Instructor: Professor William H. Lane
Department of English
“Uncle Tom’s Army” will explore the difference the American
Civil War—and the Abolitionist struggle that preceded it—made in the lives and
work of several well-known New England
authors. But it will also imagine the New England of the late 1840s, 50s and
60s a little broadly in order to include the indispensable Walt Whitman—from Brooklyn, New
York. For Whitman and many of these writers, an early
“transcendental” vision was tempered by experience of war and social conflict
and transformed into something darker and more fully informed by a sense of
human frailty and fragility. In this Seminar, we will explore that
transformation by comparing literary texts from early and late in our authors’

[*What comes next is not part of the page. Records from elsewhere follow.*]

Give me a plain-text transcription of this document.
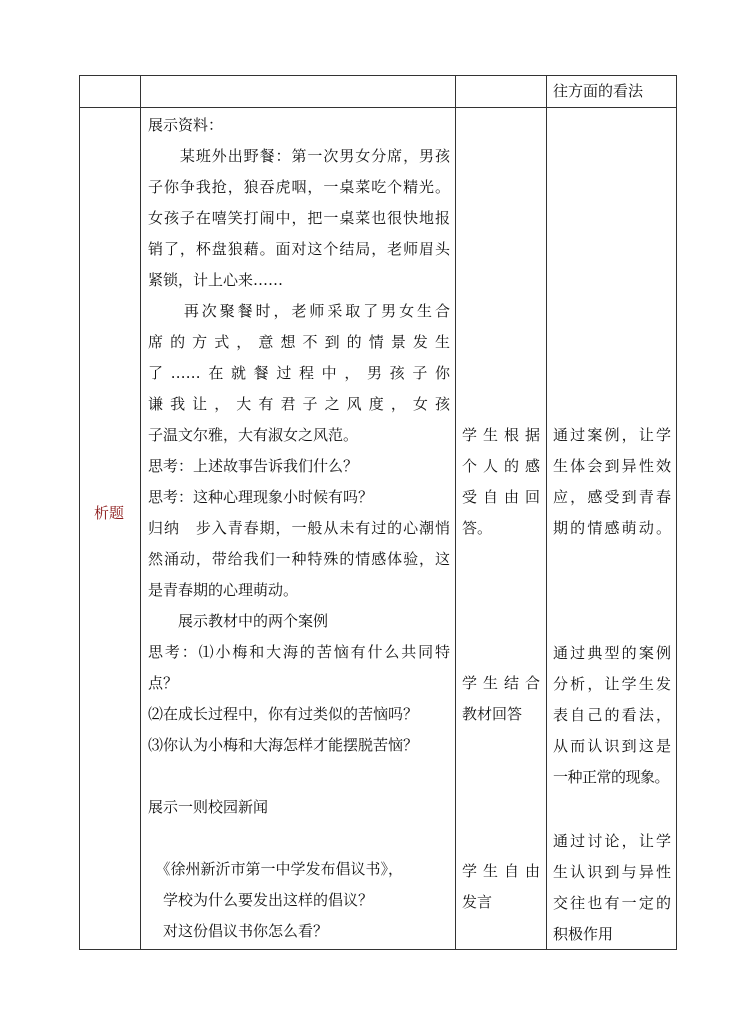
往方面的看法
析题
展示资料：
　　某班外出野餐：第一次男女分席，男孩
子你争我抢，狼吞虎咽，一桌菜吃个精光。
女孩子在嘻笑打闹中，把一桌菜也很快地报
销了，杯盘狼藉。面对这个结局，老师眉头
紧锁，计上心来……
　　再次聚餐时，老师采取了男女生合
席的方式，意想不到的情景发生
了……在就餐过程中，男孩子你
谦我让，大有君子之风度，女孩
子温文尔雅，大有淑女之风范。
思考：上述故事告诉我们什么？
思考：这种心理现象小时候有吗？
归纳　步入青春期，一般从未有过的心潮悄
然涌动，带给我们一种特殊的情感体验，这
是青春期的心理萌动。
　　展示教材中的两个案例
思考：⑴小梅和大海的苦恼有什么共同特
点？
⑵在成长过程中，你有过类似的苦恼吗？
⑶你认为小梅和大海怎样才能摆脱苦恼？
展示一则校园新闻
　《徐州新沂市第一中学发布倡议书》，
　学校为什么要发出这样的倡议？
　对这份倡议书你怎么看？
学生根据
个人的感
受自由回
答。
学生结合
教材回答
学生自由
发言
通过案例，让学
生体会到异性效
应，感受到青春
期的情感萌动。
通过典型的案例
分析，让学生发
表自己的看法，
从而认识到这是
一种正常的现象。
通过讨论，让学
生认识到与异性
交往也有一定的
积极作用
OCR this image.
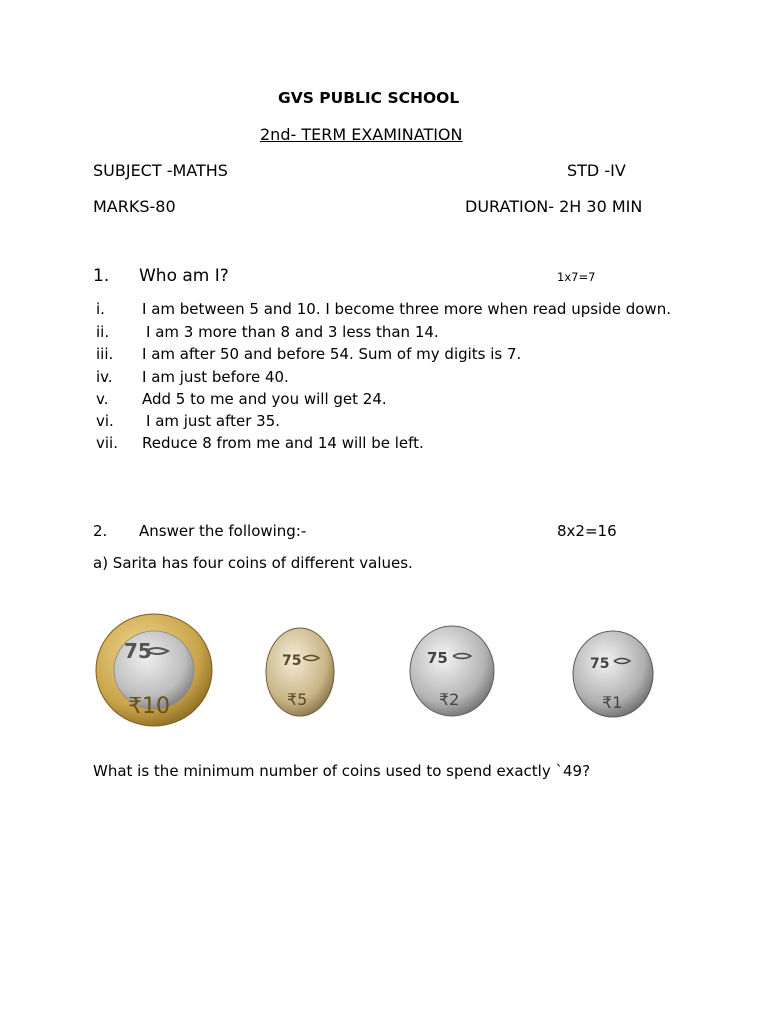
GVS PUBLIC SCHOOL
2nd- TERM EXAMINATION
SUBJECT -MATHS	STD -IV
MARKS-80	DURATION- 2H 30 MIN
1. Who am I?	1x7=7
i. I am between 5 and 10. I become three more when read upside down.
ii. I am 3 more than 8 and 3 less than 14.
iii. I am after 50 and before 54. Sum of my digits is 7.
iv. I am just before 40.
v. Add 5 to me and you will get 24.
vi. I am just after 35.
vii. Reduce 8 from me and 14 will be left.
2. Answer the following:-	8x2=16
a) Sarita has four coins of different values.
75
₹10
75
₹5
75
₹2
75
₹1
What is the minimum number of coins used to spend exactly `49?
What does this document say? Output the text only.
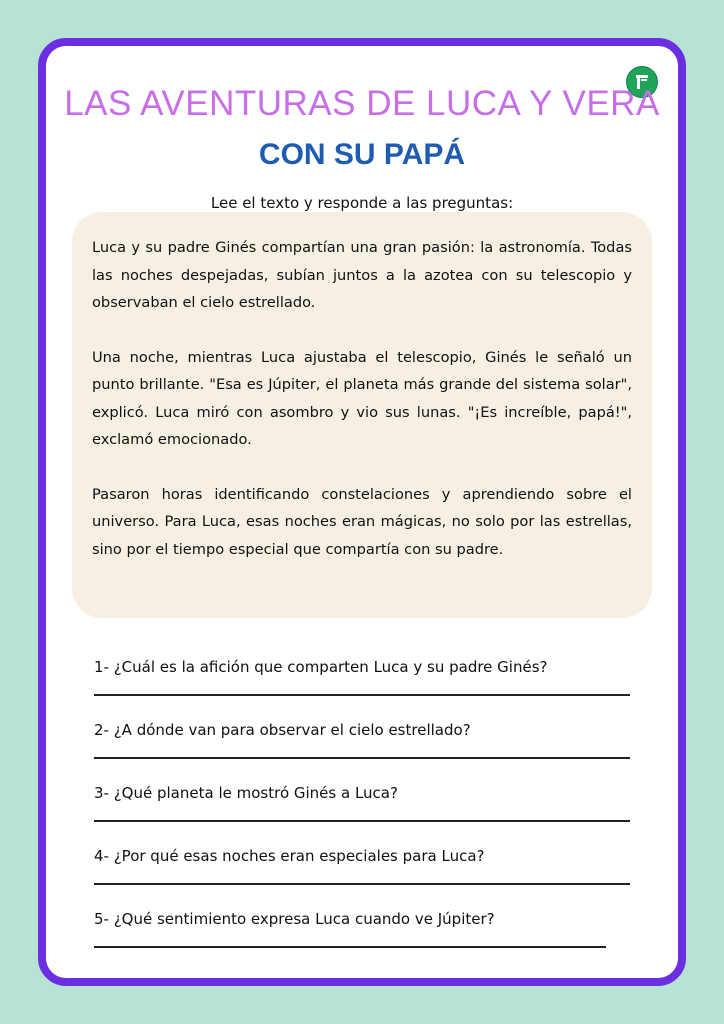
LAS AVENTURAS DE LUCA Y VERA
CON SU PAPÁ
Lee el texto y responde a las preguntas:

Luca y su padre Ginés compartían una gran pasión: la astronomía. Todas las noches despejadas, subían juntos a la azotea con su telescopio y observaban el cielo estrellado.

Una noche, mientras Luca ajustaba el telescopio, Ginés le señaló un punto brillante. "Esa es Júpiter, el planeta más grande del sistema solar", explicó. Luca miró con asombro y vio sus lunas. "¡Es increíble, papá!", exclamó emocionado.

Pasaron horas identificando constelaciones y aprendiendo sobre el universo. Para Luca, esas noches eran mágicas, no solo por las estrellas, sino por el tiempo especial que compartía con su padre.

1- ¿Cuál es la afición que comparten Luca y su padre Ginés?
2- ¿A dónde van para observar el cielo estrellado?
3- ¿Qué planeta le mostró Ginés a Luca?
4- ¿Por qué esas noches eran especiales para Luca?
5- ¿Qué sentimiento expresa Luca cuando ve Júpiter?
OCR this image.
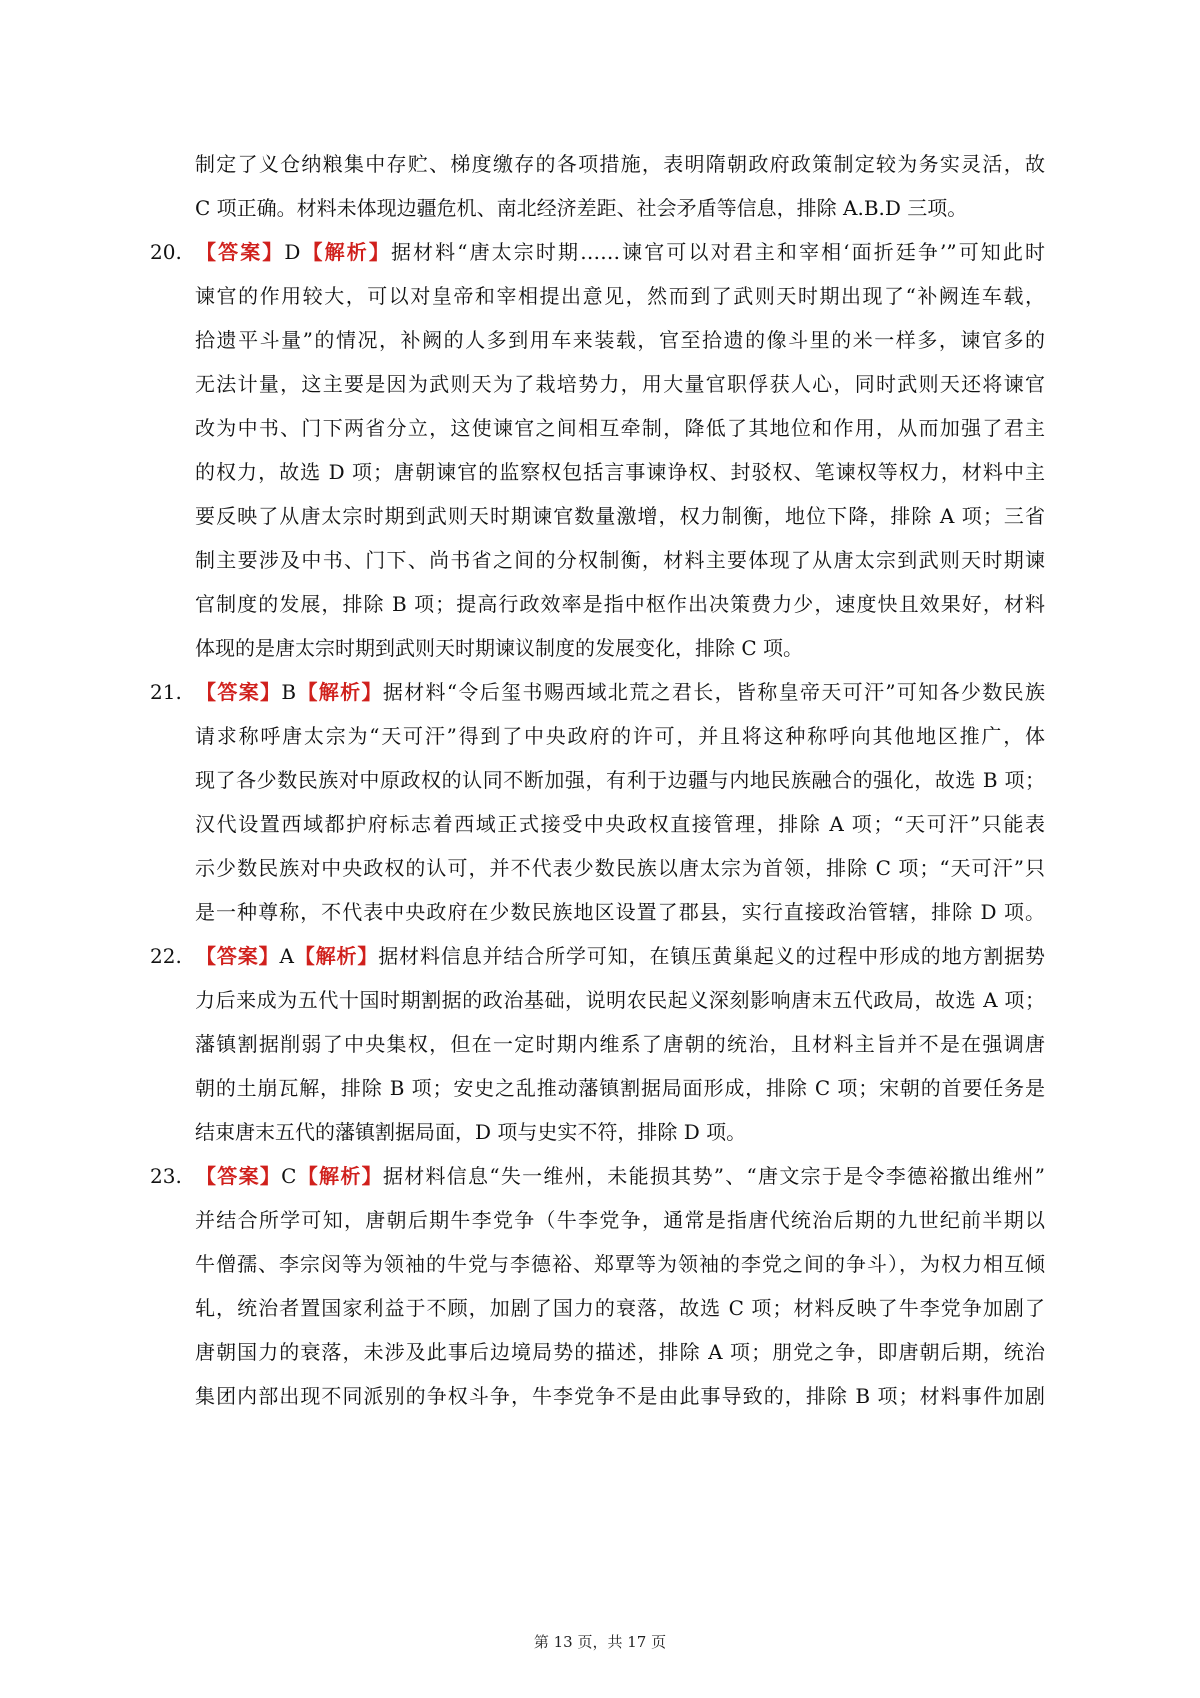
制定了义仓纳粮集中存贮、梯度缴存的各项措施，表明隋朝政府政策制定较为务实灵活，故
C 项正确。材料未体现边疆危机、南北经济差距、社会矛盾等信息，排除 A.B.D 三项。
20. 【答案】D【解析】据材料“唐太宗时期……谏官可以对君主和宰相‘面折廷争’”可知此时
谏官的作用较大，可以对皇帝和宰相提出意见，然而到了武则天时期出现了“补阙连车载，
拾遗平斗量”的情况，补阙的人多到用车来装载，官至拾遗的像斗里的米一样多，谏官多的
无法计量，这主要是因为武则天为了栽培势力，用大量官职俘获人心，同时武则天还将谏官
改为中书、门下两省分立，这使谏官之间相互牵制，降低了其地位和作用，从而加强了君主
的权力，故选 D 项；唐朝谏官的监察权包括言事谏诤权、封驳权、笔谏权等权力，材料中主
要反映了从唐太宗时期到武则天时期谏官数量激增，权力制衡，地位下降，排除 A 项；三省
制主要涉及中书、门下、尚书省之间的分权制衡，材料主要体现了从唐太宗到武则天时期谏
官制度的发展，排除 B 项；提高行政效率是指中枢作出决策费力少，速度快且效果好，材料
体现的是唐太宗时期到武则天时期谏议制度的发展变化，排除 C 项。
21. 【答案】B【解析】据材料“令后玺书赐西域北荒之君长，皆称皇帝天可汗”可知各少数民族
请求称呼唐太宗为“天可汗”得到了中央政府的许可，并且将这种称呼向其他地区推广，体
现了各少数民族对中原政权的认同不断加强，有利于边疆与内地民族融合的强化，故选 B 项；
汉代设置西域都护府标志着西域正式接受中央政权直接管理，排除 A 项；“天可汗”只能表
示少数民族对中央政权的认可，并不代表少数民族以唐太宗为首领，排除 C 项；“天可汗”只
是一种尊称，不代表中央政府在少数民族地区设置了郡县，实行直接政治管辖，排除 D 项。
22. 【答案】A【解析】据材料信息并结合所学可知，在镇压黄巢起义的过程中形成的地方割据势
力后来成为五代十国时期割据的政治基础，说明农民起义深刻影响唐末五代政局，故选 A 项；
藩镇割据削弱了中央集权，但在一定时期内维系了唐朝的统治，且材料主旨并不是在强调唐
朝的土崩瓦解，排除 B 项；安史之乱推动藩镇割据局面形成，排除 C 项；宋朝的首要任务是
结束唐末五代的藩镇割据局面，D 项与史实不符，排除 D 项。
23. 【答案】C【解析】据材料信息“失一维州，未能损其势”、“唐文宗于是令李德裕撤出维州”
并结合所学可知，唐朝后期牛李党争（牛李党争，通常是指唐代统治后期的九世纪前半期以
牛僧孺、李宗闵等为领袖的牛党与李德裕、郑覃等为领袖的李党之间的争斗），为权力相互倾
轧，统治者置国家利益于不顾，加剧了国力的衰落，故选 C 项；材料反映了牛李党争加剧了
唐朝国力的衰落，未涉及此事后边境局势的描述，排除 A 项；朋党之争，即唐朝后期，统治
集团内部出现不同派别的争权斗争，牛李党争不是由此事导致的，排除 B 项；材料事件加剧
第 13 页，共 17 页
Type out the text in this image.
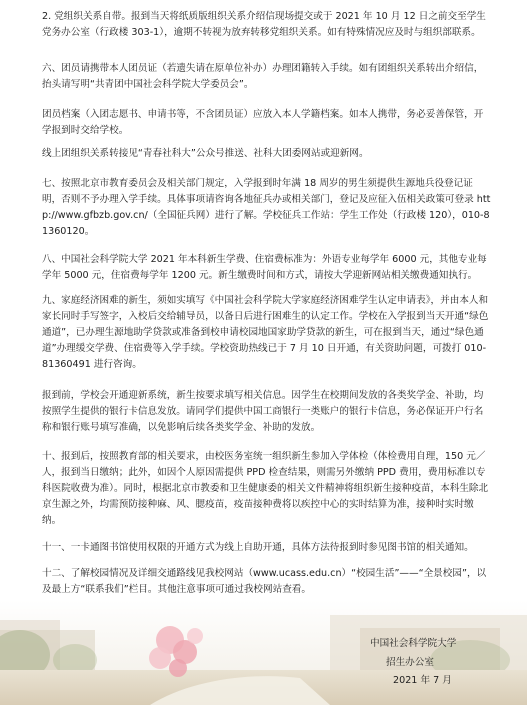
2. 党组织关系自带。报到当天将纸质版组织关系介绍信现场提交或于 2021 年 10 月 12 日之前交至学生党务办公室（行政楼 303-1），逾期不转视为放弃转移党组织关系。如有特殊情况应及时与组织部联系。

六、团员请携带本人团员证（若遗失请在原单位补办）办理团籍转入手续。如有团组织关系转出介绍信，抬头请写明“共青团中国社会科学院大学委员会”。

团员档案（入团志愿书、申请书等，不含团员证）应放入本人学籍档案。如本人携带，务必妥善保管，开学报到时交给学校。

线上团组织关系转接见“青春社科大”公众号推送、社科大团委网站或迎新网。

七、按照北京市教育委员会及相关部门规定，入学报到时年满 18 周岁的男生须提供生源地兵役登记证明，否则不予办理入学手续。具体事项请咨询各地征兵办或相关部门，登记及应征入伍相关政策可登录 http://www.gfbzb.gov.cn/（全国征兵网）进行了解。学校征兵工作站：学生工作处（行政楼 120），010-81360120。

八、中国社会科学院大学 2021 年本科新生学费、住宿费标准为：外语专业每学年 6000 元，其他专业每学年 5000 元，住宿费每学年 1200 元。新生缴费时间和方式，请按大学迎新网站相关缴费通知执行。

九、家庭经济困难的新生，须如实填写《中国社会科学院大学家庭经济困难学生认定申请表》，并由本人和家长同时手写签字，入校后交给辅导员，以备日后进行困难生的认定工作。学校在入学报到当天开通“绿色通道”，已办理生源地助学贷款或准备到校申请校园地国家助学贷款的新生，可在报到当天，通过“绿色通道”办理缓交学费、住宿费等入学手续。学校资助热线已于 7 月 10 日开通，有关资助问题，可拨打 010-81360491 进行咨询。

报到前，学校会开通迎新系统，新生按要求填写相关信息。因学生在校期间发放的各类奖学金、补助，均按照学生提供的银行卡信息发放。请同学们提供中国工商银行一类账户的银行卡信息，务必保证开户行名称和银行账号填写准确，以免影响后续各类奖学金、补助的发放。

十、报到后，按照教育部的相关要求，由校医务室统一组织新生参加入学体检（体检费用自理，150 元／人，报到当日缴纳；此外，如因个人原因需提供 PPD 检查结果，则需另外缴纳 PPD 费用，费用标准以专科医院收费为准）。同时，根据北京市教委和卫生健康委的相关文件精神将组织新生接种疫苗，本科生除北京生源之外，均需预防接种麻、风、腮疫苗，疫苗接种费将以疾控中心的实时结算为准，接种时实时缴纳。

十一、一卡通图书馆使用权限的开通方式为线上自助开通，具体方法待报到时参见图书馆的相关通知。

十二、了解校园情况及详细交通路线见我校网站（www.ucass.edu.cn）“校园生活”——“全景校园”，以及最上方“联系我们”栏目。其他注意事项可通过我校网站查看。

中国社会科学院大学

招生办公室

2021 年 7 月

lives. This is primarily a literature course, but care will be taken to place
each work we read in its historical context and to examine the impact of social
struggle and war on its author. We’ll begin with selections from Uncle Tom’s Cabin by Harriet Beecher
Stowe then turn to the circle of writers around Ralph Waldo Emerson—including
Henry David Thoreau and others—and explore their relationship to John Brown,
the fiery militant who seized the federal arsenal at Harper’s Ferry. Emily
Dickinson and her poems will be viewed through the eyes of her puzzled but devoted correspondent Colonel Thomas Wentworth
Higginson, who not only wrote for the Atlantic
Monthly but also commanded a regiment of African American troops during the
war. Herman Melville, the author of Moby
Dick, will contribute “Benito Cereno,” a story about a mysterious encounter
with a slave ship in the Pacific in the early nineteenth century, and a number
of sometimes powerful poems from Battle-Pieces,
his book of poems on the war. Finally, we’ll return to 1855 and the poetry
of Whitman’s earliest Leaves of Grass
and compare it with his Civil War poetry and his great elegy for Lincoln, “When
Lilacs Last in the Dooryard Bloomed.”